Thursday, March 12, 2026

It Only Happened if it Was on TV...

It seems that nowadays nobody believes anything until they've seen it on TV.  Not as a news item, that is, but seen it dramatised with familiar actors playing all of the main participants.  Take the Post Office scandal, for instance, when all those sub-postmasters were wrongly accused of stealing from the Post Office - some even going to jail - due to a fault with an IT system.  That story ran for years in the news media, with numerous campaigns to try and get justice for the wrongly accused, but nothing happened and the public just seemed to give a collective shrug of resignation.  But as soon as was turned into a TV drama, it was a different story, with the public clamouring for justice.  It seems that seeing Toby Jones playing a victim and chief campaigner being harassed by the Post Office was more evocative than reading about it happening to the real person that he was playing.  That's the key: the participants in news stories are just ordinary people, unknown to the general public who just can't identify or empathise with them.  But replace them in a drama about the story with recognisable TV faces the public knows and loves, then they become outraged at the injustice.  Hence, we now have a Channel Four drama about the water companies dumping shit in our rivers featuring the likes of Jason Watkins and people are suddenly talking about the issue.  Although you'd think that shitting in the rivers was enough an issue in itself to mobilise the public.  
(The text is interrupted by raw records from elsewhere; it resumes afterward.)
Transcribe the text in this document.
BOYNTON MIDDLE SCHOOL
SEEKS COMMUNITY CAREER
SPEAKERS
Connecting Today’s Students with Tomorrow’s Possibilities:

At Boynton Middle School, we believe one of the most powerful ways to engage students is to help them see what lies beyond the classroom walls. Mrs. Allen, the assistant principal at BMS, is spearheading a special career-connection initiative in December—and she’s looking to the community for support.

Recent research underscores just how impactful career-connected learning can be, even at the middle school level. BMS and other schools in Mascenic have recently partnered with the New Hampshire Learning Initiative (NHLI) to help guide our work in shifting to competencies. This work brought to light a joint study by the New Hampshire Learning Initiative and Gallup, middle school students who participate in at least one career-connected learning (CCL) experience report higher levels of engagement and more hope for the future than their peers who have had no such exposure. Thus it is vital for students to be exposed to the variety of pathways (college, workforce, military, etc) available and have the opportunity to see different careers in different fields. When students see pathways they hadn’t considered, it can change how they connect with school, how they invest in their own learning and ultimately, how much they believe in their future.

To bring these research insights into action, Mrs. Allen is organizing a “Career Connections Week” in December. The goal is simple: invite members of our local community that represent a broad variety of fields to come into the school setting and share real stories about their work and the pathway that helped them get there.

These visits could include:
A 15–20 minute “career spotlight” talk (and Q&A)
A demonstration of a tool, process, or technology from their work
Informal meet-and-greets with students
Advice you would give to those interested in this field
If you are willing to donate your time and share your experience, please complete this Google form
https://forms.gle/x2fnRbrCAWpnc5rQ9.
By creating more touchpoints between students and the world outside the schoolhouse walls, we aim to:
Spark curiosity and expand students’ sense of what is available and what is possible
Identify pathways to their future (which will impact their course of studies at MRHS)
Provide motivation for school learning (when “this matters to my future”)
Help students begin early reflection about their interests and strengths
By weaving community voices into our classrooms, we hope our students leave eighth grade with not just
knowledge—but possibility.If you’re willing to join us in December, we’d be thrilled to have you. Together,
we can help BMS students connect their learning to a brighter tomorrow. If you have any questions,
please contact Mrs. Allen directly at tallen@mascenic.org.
But it isn't just members of the public who now have to be portrayed in a TV drama by well known actors in order to get people engaged with their stories.  Right now, we're being promised a drama about the downfall of newsreader Huw Edwards, with Edwards played by Martin Clunes.  Bearing in mind that this story played out for real, with huge headlines, quite recently, you'd have thought that people really wouldn't need to see it played out as a drama with the star of Men Behaving Badly.  What detail or insight could such a pantomime possibly highlight that we hadn't already been exposed to for real?  But, of course, the real thing didn't count as it had Huw Edwards appearing as himself and he couldn't possibly play himself as well as Martin Clunes could.  So, I guess that people won't really appreciate just how monstrous the Trump regime is, despite living through it (twice, in fact - they had one dose, kicked him out, then re-elected him, having apparently suffered mass amnesia), until they see the TV drama about it a few years down the line, with a padded up Robert De Niro as Trump, Al Pacino as Bernie Sanders and Anthony Hopkins as Joe Biden.  Of course, if they had made it directly after his first term, then the people of the US would of said 'Wow! That guy's a dangerous psycho, unfit to hold office, Thank God all his secret depravities have been exposed over six hour long episodes!' and his second term would never have happened.  Such is the power of TV.